Mon petit fils qui vient d’entrer à l’armée a représenté son unité parachutiste à la cérémonie en l’honneur d’un soldat de la même unité tué en 1974. Il a appris la vie de ce jeune homme de son âge et au cimetière, il a rencontré sa famille. Les parents étaient des Juifs de Turquie, tout comme le grand père maternel de mon petit fils. Un fil invisible relie les uns aux autres des Juifs de toutes les origines. Dans des circonstances pareilles, ce fil devient un lien indestructible.
Les spectacles sont fermés, les plages sont vides et lorsque la sirène retentit, le pays s’immobilise, les conducteurs sortent au garde-à-vous près de leur véhicule et celui qui continuerait sa route alors, c’est comme s’il avait craché sur Israël.
Dans chaque école, on parle des jeunes qui l’avaient fréquentée et qui ont disparu, devant une assistance habillée en blanc d’enfants et de leurs parents . 48 pour l’école des enfants de mon fils, plusieurs heures de témoignages, sans aucun appel à la haine.
Entre les célébrations officielles devant le Mur ou le Mont Herzl et celles, innombrables, dans les cimetières, les lieux d’étude et de travail, Yom Hazikaron est le foyer vivant du patriotisme israélien. C‘est un patriotisme de proximité. Le pays commémore -le terme prend ici tout son sens- des morts qui sont bien plus que des noms. Ils ont une histoire, ils ont une famille et ils sont insérés dans des réseaux de sociabilité qui englobent la plupart des assistants aux cérémonies. Là est le sentiment du commun, ce sentiment qui a tellement de mal à reprendre corps en France que certains croient devoir le doper aux drogues identitaires.
On sait que pour Yom Haatzmaout, les ennemis d’Israël font feu de tout bois. Mais cette année, la palme a été remportée par le Ministre des Affaires Etrangères de la Russie.Serguei Lavrov a déclaré que Hitler étant probablement Juif, il ne fallait pas s’étonner que le gouvernement ukrainien soit nazi tout en ayant un Juif à sa tête.
Dans les mémoires qu’il écrivit à Nuremberg avant d’être pendu, Hans Frank, ex-gouverneur général de la Pologne occupée et ancien juriste personnel de Hitler, prétendit avoir enquêté sur la famille de son illustre client, dont le père était né hors mariage.La grand-mère travaillait pour une famille juive de Graz, cette famille aurait aidé à l’éducation de l’enfant.

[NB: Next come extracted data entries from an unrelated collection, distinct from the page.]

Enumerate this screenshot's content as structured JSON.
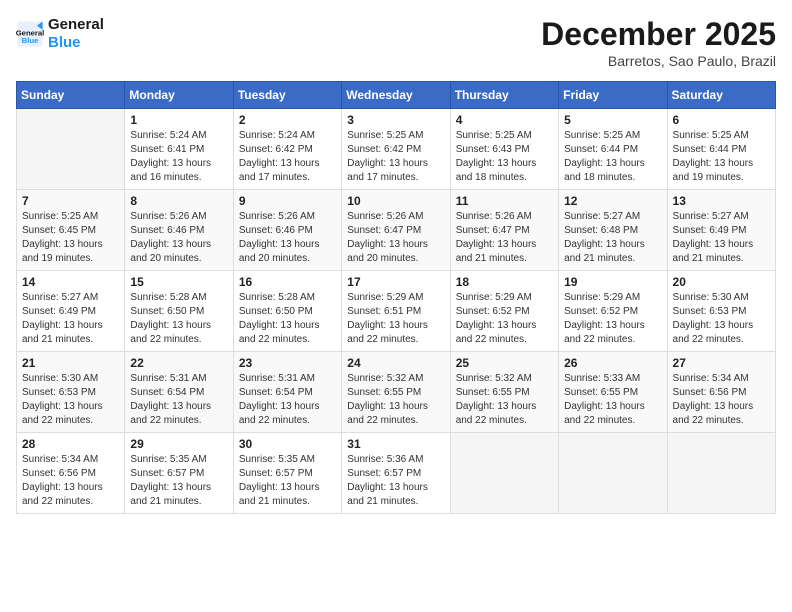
{
  "logo": {
    "line1": "General",
    "line2": "Blue"
  },
  "title": "December 2025",
  "location": "Barretos, Sao Paulo, Brazil",
  "weekdays": [
    "Sunday",
    "Monday",
    "Tuesday",
    "Wednesday",
    "Thursday",
    "Friday",
    "Saturday"
  ],
  "weeks": [
    [
      {
        "day": "",
        "sunrise": "",
        "sunset": "",
        "daylight": ""
      },
      {
        "day": "1",
        "sunrise": "Sunrise: 5:24 AM",
        "sunset": "Sunset: 6:41 PM",
        "daylight": "Daylight: 13 hours and 16 minutes."
      },
      {
        "day": "2",
        "sunrise": "Sunrise: 5:24 AM",
        "sunset": "Sunset: 6:42 PM",
        "daylight": "Daylight: 13 hours and 17 minutes."
      },
      {
        "day": "3",
        "sunrise": "Sunrise: 5:25 AM",
        "sunset": "Sunset: 6:42 PM",
        "daylight": "Daylight: 13 hours and 17 minutes."
      },
      {
        "day": "4",
        "sunrise": "Sunrise: 5:25 AM",
        "sunset": "Sunset: 6:43 PM",
        "daylight": "Daylight: 13 hours and 18 minutes."
      },
      {
        "day": "5",
        "sunrise": "Sunrise: 5:25 AM",
        "sunset": "Sunset: 6:44 PM",
        "daylight": "Daylight: 13 hours and 18 minutes."
      },
      {
        "day": "6",
        "sunrise": "Sunrise: 5:25 AM",
        "sunset": "Sunset: 6:44 PM",
        "daylight": "Daylight: 13 hours and 19 minutes."
      }
    ],
    [
      {
        "day": "7",
        "sunrise": "Sunrise: 5:25 AM",
        "sunset": "Sunset: 6:45 PM",
        "daylight": "Daylight: 13 hours and 19 minutes."
      },
      {
        "day": "8",
        "sunrise": "Sunrise: 5:26 AM",
        "sunset": "Sunset: 6:46 PM",
        "daylight": "Daylight: 13 hours and 20 minutes."
      },
      {
        "day": "9",
        "sunrise": "Sunrise: 5:26 AM",
        "sunset": "Sunset: 6:46 PM",
        "daylight": "Daylight: 13 hours and 20 minutes."
      },
      {
        "day": "10",
        "sunrise": "Sunrise: 5:26 AM",
        "sunset": "Sunset: 6:47 PM",
        "daylight": "Daylight: 13 hours and 20 minutes."
      },
      {
        "day": "11",
        "sunrise": "Sunrise: 5:26 AM",
        "sunset": "Sunset: 6:47 PM",
        "daylight": "Daylight: 13 hours and 21 minutes."
      },
      {
        "day": "12",
        "sunrise": "Sunrise: 5:27 AM",
        "sunset": "Sunset: 6:48 PM",
        "daylight": "Daylight: 13 hours and 21 minutes."
      },
      {
        "day": "13",
        "sunrise": "Sunrise: 5:27 AM",
        "sunset": "Sunset: 6:49 PM",
        "daylight": "Daylight: 13 hours and 21 minutes."
      }
    ],
    [
      {
        "day": "14",
        "sunrise": "Sunrise: 5:27 AM",
        "sunset": "Sunset: 6:49 PM",
        "daylight": "Daylight: 13 hours and 21 minutes."
      },
      {
        "day": "15",
        "sunrise": "Sunrise: 5:28 AM",
        "sunset": "Sunset: 6:50 PM",
        "daylight": "Daylight: 13 hours and 22 minutes."
      },
      {
        "day": "16",
        "sunrise": "Sunrise: 5:28 AM",
        "sunset": "Sunset: 6:50 PM",
        "daylight": "Daylight: 13 hours and 22 minutes."
      },
      {
        "day": "17",
        "sunrise": "Sunrise: 5:29 AM",
        "sunset": "Sunset: 6:51 PM",
        "daylight": "Daylight: 13 hours and 22 minutes."
      },
      {
        "day": "18",
        "sunrise": "Sunrise: 5:29 AM",
        "sunset": "Sunset: 6:52 PM",
        "daylight": "Daylight: 13 hours and 22 minutes."
      },
      {
        "day": "19",
        "sunrise": "Sunrise: 5:29 AM",
        "sunset": "Sunset: 6:52 PM",
        "daylight": "Daylight: 13 hours and 22 minutes."
      },
      {
        "day": "20",
        "sunrise": "Sunrise: 5:30 AM",
        "sunset": "Sunset: 6:53 PM",
        "daylight": "Daylight: 13 hours and 22 minutes."
      }
    ],
    [
      {
        "day": "21",
        "sunrise": "Sunrise: 5:30 AM",
        "sunset": "Sunset: 6:53 PM",
        "daylight": "Daylight: 13 hours and 22 minutes."
      },
      {
        "day": "22",
        "sunrise": "Sunrise: 5:31 AM",
        "sunset": "Sunset: 6:54 PM",
        "daylight": "Daylight: 13 hours and 22 minutes."
      },
      {
        "day": "23",
        "sunrise": "Sunrise: 5:31 AM",
        "sunset": "Sunset: 6:54 PM",
        "daylight": "Daylight: 13 hours and 22 minutes."
      },
      {
        "day": "24",
        "sunrise": "Sunrise: 5:32 AM",
        "sunset": "Sunset: 6:55 PM",
        "daylight": "Daylight: 13 hours and 22 minutes."
      },
      {
        "day": "25",
        "sunrise": "Sunrise: 5:32 AM",
        "sunset": "Sunset: 6:55 PM",
        "daylight": "Daylight: 13 hours and 22 minutes."
      },
      {
        "day": "26",
        "sunrise": "Sunrise: 5:33 AM",
        "sunset": "Sunset: 6:55 PM",
        "daylight": "Daylight: 13 hours and 22 minutes."
      },
      {
        "day": "27",
        "sunrise": "Sunrise: 5:34 AM",
        "sunset": "Sunset: 6:56 PM",
        "daylight": "Daylight: 13 hours and 22 minutes."
      }
    ],
    [
      {
        "day": "28",
        "sunrise": "Sunrise: 5:34 AM",
        "sunset": "Sunset: 6:56 PM",
        "daylight": "Daylight: 13 hours and 22 minutes."
      },
      {
        "day": "29",
        "sunrise": "Sunrise: 5:35 AM",
        "sunset": "Sunset: 6:57 PM",
        "daylight": "Daylight: 13 hours and 21 minutes."
      },
      {
        "day": "30",
        "sunrise": "Sunrise: 5:35 AM",
        "sunset": "Sunset: 6:57 PM",
        "daylight": "Daylight: 13 hours and 21 minutes."
      },
      {
        "day": "31",
        "sunrise": "Sunrise: 5:36 AM",
        "sunset": "Sunset: 6:57 PM",
        "daylight": "Daylight: 13 hours and 21 minutes."
      },
      {
        "day": "",
        "sunrise": "",
        "sunset": "",
        "daylight": ""
      },
      {
        "day": "",
        "sunrise": "",
        "sunset": "",
        "daylight": ""
      },
      {
        "day": "",
        "sunrise": "",
        "sunset": "",
        "daylight": ""
      }
    ]
  ]
}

De là à conclure que le chef de famille était le vrai géniteur, il n’y avait qu’un pas….
Des historiens ont conclu à un bobard. Cela n’a pas empêché Lavrov, se moquant de la réaction indignée de Yair Lapid, de prétendre que les Israéliens avaient une attitude anti-historique. On sait le soin que la tradition russe accorde à l’exactitude historique, entre la fabrication des Protocoles des Sages de Sion et l’exaltation de la surhumaine bonté de Staline, l’un des pires assassins de l’histoire. J’ai personnellement assisté au Kremlin il y a quinze ans à un discours surréaliste de Poutine expliquant qu’il y avait du nazisme partout, y compris chez les Juifs en Israël, partout… sauf en Russie.
Je ne savais pas que pour lui être nazi signifiait simplement être opposé à la Russie.
Les paroles de Lavrov sont accueillies avec délectation par l’Autorité Palestinienne et tous les affidés de l’Iran qui, à longueur de temps, parlent des Israéliens comme pires que les nazis, cachant leur inavouable sympathie pour un nazisme éradicateur de Juifs.
Ces paroles iront imprégner, sous la rubrique qu’il n’y a pas de fumée sans feu, le courant de détestation d’Israël des wokistes, insoumis et autres racialistes.
Elles n’empêcheront pas, soixante quatorze années après sa création, l’Etat d’Israël d’être le mouvement d’indépendance nationale le plus extraordinaire de l’histoire.